Chilean politician (1904-1985)

Manuel Luis Osvaldo Vidal Vargas (6 May 1904 – 22 May 1989) was a Chilean military officer and politician.

Luis Vidal served as Commander-in-Chief of the Chilean Army from 1956 to 1958. He also served as Minister of National Defense during the second government of President Carlos Ibáñez del Campo from 1957 to 1958.

== Military career ==
Vidal was born in Curicó, Chile, on 6 May 1904, the son of Manuel Vidal Fuentes and Elena Vargas Jofré. He was married to Olga Labarca Rodríguez.

In 1921, Vidal entered the Military Academy as a cadet and graduated as a second lieutenant of cavalry. His first assignment was to the 7th Cavalry Regiment Guías. He subsequently spent two years as a student at the Cavalry School.

After attaining the rank of captain, Vidal entered the Chilean Army War Academy in 1933. Upon graduating, he was assigned to the 4th Cavalry Regiment Coraceros. After qualifying as a staff officer, he served as a military instructor at the War Academy and subsequently at the Air Academy.

Following his promotion to major in 1938, Vidal assumed command of the Training Group at the Cavalry School, where he also served as an instructor.

In 1943, he became secretary of studies at the War Academy. After attaining the rank of lieutenant colonel, he was appointed military attaché at the Chilean Embassy in Colombia.

Upon returning to Chile, Vidal served as deputy director of the Cavalry School. Two years later, he assumed command of the 1st Cavalry Regiment Granaderos.

Having attained the rank of colonel, Vidal became director of the Chilean Army War Academy in 1952. Following his promotion to brigadier general, he served on a commission that submitted to the Ministry of National Defense a proposed regulation concerning the law governing retirement from the Chilean Armed Forces.

In 1955, Vidal was appointed commander of the III Army Division, and the following year became Chief of the Army General Staff.

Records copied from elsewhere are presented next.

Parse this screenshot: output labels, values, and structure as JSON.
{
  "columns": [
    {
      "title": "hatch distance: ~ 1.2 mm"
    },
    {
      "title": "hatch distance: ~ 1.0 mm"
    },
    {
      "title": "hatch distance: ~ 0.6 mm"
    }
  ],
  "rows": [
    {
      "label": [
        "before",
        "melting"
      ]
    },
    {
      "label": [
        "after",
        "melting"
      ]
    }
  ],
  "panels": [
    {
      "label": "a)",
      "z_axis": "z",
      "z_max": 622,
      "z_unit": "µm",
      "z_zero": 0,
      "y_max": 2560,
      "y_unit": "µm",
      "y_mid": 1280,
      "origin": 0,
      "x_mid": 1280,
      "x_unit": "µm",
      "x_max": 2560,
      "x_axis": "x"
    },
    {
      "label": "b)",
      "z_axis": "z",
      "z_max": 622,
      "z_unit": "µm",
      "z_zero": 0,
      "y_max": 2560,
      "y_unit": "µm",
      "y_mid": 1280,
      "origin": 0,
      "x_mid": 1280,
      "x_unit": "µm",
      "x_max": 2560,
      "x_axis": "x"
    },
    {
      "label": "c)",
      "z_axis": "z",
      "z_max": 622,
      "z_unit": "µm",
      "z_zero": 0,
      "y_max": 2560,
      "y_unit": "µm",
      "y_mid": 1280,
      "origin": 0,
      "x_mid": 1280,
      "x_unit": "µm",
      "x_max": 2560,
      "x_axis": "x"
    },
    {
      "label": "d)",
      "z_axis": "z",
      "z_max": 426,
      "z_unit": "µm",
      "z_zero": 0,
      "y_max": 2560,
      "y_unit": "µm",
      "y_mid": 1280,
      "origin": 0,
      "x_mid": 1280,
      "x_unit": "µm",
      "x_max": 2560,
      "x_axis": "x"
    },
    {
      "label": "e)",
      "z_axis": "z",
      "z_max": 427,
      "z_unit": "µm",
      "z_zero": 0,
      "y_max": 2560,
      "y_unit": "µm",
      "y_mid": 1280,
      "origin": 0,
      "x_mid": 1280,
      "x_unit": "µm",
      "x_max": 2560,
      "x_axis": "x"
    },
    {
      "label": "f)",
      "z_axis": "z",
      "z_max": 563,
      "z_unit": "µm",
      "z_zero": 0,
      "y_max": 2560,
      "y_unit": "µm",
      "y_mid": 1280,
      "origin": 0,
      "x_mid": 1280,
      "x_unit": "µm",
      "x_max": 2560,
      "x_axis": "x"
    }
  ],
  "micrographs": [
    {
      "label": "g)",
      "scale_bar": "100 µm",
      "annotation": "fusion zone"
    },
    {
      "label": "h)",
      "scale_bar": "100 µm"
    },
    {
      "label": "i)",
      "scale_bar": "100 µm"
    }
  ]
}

On 8 May 1956, while holding the rank of major general, Vidal was appointed Commander-in-Chief of the Chilean Army. During his tenure, he participated in official missions to several countries in the Americas, including Paraguay, Colombia, the United States and Panama.

=== Minister of state ===
President Carlos Ibáñez del Campo appointed Vidal Minister of National Defense, a position he held concurrently with that of Commander-in-Chief of the Chilean Army.

Vidal retired from the Chilean Army on 3 November 1958.